Now in the spirit of asking more and nurturing less, I wanted to let you know that I'm raising my prices of the 3 Word Rebellion Messaging Intensive as of January 1st, 2022.

So if it is time for you to ask more, nurture less, if you've been thinking about working with me at the beginning of the new year, there is never been a better time to go ahead and request a consult with me, because you can lock in this year's prices and still work with me anytime in the first quarter of 2021. So if it is time for you to ask more nurture less, or the way to do that is with a solid message, that strategically moves people from being completely unaware of you to becoming clients.

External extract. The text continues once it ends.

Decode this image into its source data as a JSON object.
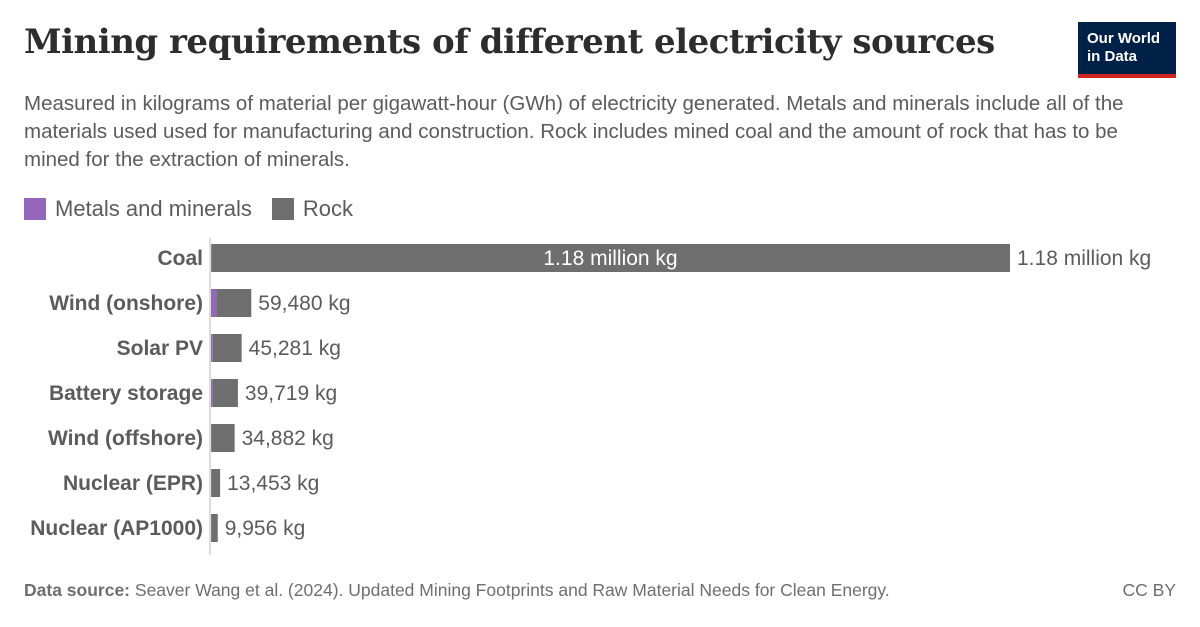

If this sounds interesting, then you can go apply for a consult now at https://drmichellemazur.com/3wr-application, that's https://drmichellemazur.com/3wr-application.

All right. In the meantime, I want to end the pot with a little challenge for you. Go back through your nurture sequence and identify the places where you're coming across as a friend, instead of an expert, and find the places where you could be asking more and nurturing less.